Tuesday, 25 February 2020

Corvid-19 data and predictions - remember: there are Lots of very old people

 He wants more corvids...

Very few of us in the developed world such as England have grasped the fact that we are in uncharted territory in term of an ageing population - most people are older than forty; most of the native Brits are even older.

(The many millions of recently arrived immigrants, are Much younger, on average.)

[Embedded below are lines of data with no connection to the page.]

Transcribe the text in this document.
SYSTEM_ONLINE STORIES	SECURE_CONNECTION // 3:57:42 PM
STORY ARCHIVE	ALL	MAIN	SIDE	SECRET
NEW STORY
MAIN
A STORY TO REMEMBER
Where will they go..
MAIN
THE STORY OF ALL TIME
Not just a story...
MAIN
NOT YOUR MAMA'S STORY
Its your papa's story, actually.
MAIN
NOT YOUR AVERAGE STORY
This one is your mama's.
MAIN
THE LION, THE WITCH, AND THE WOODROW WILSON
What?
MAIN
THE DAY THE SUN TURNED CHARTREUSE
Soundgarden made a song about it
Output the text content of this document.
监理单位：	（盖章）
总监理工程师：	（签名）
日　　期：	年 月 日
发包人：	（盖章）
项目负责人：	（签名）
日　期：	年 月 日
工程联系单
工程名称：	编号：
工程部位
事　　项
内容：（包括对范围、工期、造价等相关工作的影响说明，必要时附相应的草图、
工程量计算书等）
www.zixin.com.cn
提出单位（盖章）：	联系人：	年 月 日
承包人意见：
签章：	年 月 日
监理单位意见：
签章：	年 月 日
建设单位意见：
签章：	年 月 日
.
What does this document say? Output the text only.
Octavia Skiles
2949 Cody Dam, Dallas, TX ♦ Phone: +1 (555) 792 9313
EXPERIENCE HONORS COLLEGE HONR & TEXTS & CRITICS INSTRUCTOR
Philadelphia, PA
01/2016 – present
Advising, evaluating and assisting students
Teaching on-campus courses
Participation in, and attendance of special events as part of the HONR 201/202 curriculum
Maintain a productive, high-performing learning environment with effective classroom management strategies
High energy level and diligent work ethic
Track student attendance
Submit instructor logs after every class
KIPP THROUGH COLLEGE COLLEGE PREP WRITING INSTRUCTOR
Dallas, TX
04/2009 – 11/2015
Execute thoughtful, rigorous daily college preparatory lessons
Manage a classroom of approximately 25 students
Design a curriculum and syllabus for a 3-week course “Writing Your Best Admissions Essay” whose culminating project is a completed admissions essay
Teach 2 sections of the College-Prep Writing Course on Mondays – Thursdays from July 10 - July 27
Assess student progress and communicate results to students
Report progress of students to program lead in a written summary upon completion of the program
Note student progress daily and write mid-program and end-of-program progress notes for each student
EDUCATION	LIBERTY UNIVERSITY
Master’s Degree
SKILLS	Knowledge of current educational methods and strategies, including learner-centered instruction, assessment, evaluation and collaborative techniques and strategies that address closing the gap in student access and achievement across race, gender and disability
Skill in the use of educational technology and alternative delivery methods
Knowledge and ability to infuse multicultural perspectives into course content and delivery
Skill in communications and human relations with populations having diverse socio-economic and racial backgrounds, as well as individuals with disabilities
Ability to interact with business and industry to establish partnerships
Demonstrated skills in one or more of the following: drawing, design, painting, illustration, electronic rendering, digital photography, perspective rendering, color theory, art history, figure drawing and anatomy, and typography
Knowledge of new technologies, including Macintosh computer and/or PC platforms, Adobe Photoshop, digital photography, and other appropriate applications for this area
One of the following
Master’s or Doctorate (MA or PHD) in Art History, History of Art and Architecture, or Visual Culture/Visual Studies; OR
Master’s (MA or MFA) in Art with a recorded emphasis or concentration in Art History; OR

But there are now Lots of very old people:

More than 8% of the population of England are 75 or older - that is comfortably beyond the 'Biblical' lifespan of 'three score years and ten'. And that's about 4.5 million people (from about 55 million total population) 

About 5% (one in twenty) are 80 or older.

About 1% (half a million people) are 90 or older!

Such numbers of the ancient and fragile are worth bearing in mind when discussing fatality rates from diseases; since most of these very old people are much more likely to die from an infection than children, or people of working age... or even recent retirees.

And, since average fertility rates are below replacement levels and falling, these numbers and proportions are increasing all the time. 

11 comments:

  1. And because of that I've been predicting for a couple of weeks that the Remoaners will be demanding a new referendum and even a new general election.

    On the other hand it may be the saviour of Defined Benefit pension schemes. It's an ill wind. Every cloud.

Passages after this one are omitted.